Hobo had a desire to return home in the last two years of his life. Montana was beckoning. “Dreamer needs to see where I came from,” Hobo would say.
Barnes and the Santa Barbara Police Department tried to help Hobo get back to Missoula to see his last living sister, and one police officer even arranged to drive him, as a favor. But Montana’s cold held Hobo back — living in a wheelchair in snow was not optimal.
He never would make it back to Missoula alive.
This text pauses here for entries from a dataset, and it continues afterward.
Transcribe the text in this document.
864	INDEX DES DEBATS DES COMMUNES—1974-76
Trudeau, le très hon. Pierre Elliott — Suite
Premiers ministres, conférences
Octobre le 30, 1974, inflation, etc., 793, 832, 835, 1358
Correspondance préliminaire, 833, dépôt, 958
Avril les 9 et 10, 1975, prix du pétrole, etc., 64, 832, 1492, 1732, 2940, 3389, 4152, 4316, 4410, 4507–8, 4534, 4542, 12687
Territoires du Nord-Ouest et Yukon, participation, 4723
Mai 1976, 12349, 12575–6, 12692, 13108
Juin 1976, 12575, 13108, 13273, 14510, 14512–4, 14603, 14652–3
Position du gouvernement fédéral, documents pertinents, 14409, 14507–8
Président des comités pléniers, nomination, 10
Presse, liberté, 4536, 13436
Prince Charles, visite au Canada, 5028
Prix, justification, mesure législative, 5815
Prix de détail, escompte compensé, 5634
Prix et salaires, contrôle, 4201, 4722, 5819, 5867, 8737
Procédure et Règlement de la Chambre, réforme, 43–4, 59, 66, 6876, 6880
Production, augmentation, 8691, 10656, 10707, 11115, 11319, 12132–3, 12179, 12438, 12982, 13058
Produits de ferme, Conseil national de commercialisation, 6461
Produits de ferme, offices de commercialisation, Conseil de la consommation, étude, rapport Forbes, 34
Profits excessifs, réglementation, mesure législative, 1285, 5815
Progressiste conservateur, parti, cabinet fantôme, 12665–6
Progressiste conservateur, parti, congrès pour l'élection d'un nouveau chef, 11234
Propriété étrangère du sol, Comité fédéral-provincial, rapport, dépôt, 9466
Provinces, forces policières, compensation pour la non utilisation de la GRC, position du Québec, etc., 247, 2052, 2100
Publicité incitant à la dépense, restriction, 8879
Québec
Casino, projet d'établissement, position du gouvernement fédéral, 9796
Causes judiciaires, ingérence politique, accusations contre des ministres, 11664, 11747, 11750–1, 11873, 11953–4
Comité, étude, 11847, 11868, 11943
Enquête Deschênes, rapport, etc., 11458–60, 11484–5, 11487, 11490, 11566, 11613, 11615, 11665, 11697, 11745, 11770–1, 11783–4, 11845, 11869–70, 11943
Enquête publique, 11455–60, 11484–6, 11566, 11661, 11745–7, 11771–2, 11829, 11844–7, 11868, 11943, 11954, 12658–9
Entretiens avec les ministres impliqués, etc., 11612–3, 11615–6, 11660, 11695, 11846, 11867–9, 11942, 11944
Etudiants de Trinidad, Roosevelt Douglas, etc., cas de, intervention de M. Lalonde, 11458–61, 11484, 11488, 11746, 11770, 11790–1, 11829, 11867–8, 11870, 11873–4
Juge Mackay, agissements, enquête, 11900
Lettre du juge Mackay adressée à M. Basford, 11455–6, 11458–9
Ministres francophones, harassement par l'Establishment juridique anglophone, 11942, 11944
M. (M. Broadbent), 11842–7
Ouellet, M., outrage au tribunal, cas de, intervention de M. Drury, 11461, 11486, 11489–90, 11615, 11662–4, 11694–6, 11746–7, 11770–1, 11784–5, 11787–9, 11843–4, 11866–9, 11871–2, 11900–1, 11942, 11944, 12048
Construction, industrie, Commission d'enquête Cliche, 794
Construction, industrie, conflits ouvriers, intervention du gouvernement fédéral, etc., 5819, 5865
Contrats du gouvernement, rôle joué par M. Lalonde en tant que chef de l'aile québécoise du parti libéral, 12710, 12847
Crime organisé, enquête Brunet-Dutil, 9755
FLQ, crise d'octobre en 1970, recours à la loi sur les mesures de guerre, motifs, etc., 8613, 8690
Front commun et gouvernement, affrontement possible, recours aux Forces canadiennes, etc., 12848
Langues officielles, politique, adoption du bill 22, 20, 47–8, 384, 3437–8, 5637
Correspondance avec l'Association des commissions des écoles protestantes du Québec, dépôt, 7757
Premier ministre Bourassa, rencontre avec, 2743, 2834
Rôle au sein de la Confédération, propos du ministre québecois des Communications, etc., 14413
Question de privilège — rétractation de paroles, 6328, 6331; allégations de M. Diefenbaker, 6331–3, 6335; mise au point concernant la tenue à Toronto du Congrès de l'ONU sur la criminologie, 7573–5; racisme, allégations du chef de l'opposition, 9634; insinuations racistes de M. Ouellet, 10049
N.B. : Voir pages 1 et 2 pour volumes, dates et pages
Hobo eventually bought an old 1987 Ford truck to sleep in during the rainy season, and to keep safe from late-night attackers. Goleta sheriff’s deputies overlooked city rules on moving vehicles every 36 hours so he could keep it parked, and ignored the fact he didn’t have a license.
The last time Barnes or Ferreira saw Hobo was in March, before the state went on lockdown. When he got sick, it was difficult for them to help. He refused to go to a hospital for fear of leaving Dreamer behind.
Instead, another man, Tino, took care of Hobo, cleaning his truck, walking Dreamer and bringing food to him. He checked on him daily until Hobo finally agreed to go to the hospital. “Tino was his guardian angel,” Barnes said.
He was already delirious by the time he went into the hospital. After five days in ICU, the doctors didn’t understand what he was trying to communicate. Over the phone, Barnes told them, “Do me a favor, walk in there, and tell him ‘Dreamer is fine. Dreamer is doing really well.’” He died April 4, an hour after they told him. He was 66, and the first COVID-19 death in south Santa Barbara County.
His ashes were returned to Montana, where his sister still lives. Dreamer now lives in Goleta with Tino. When Dreamer’s time comes, his ashes will be reunited with his master’s in Hobo’s hometown.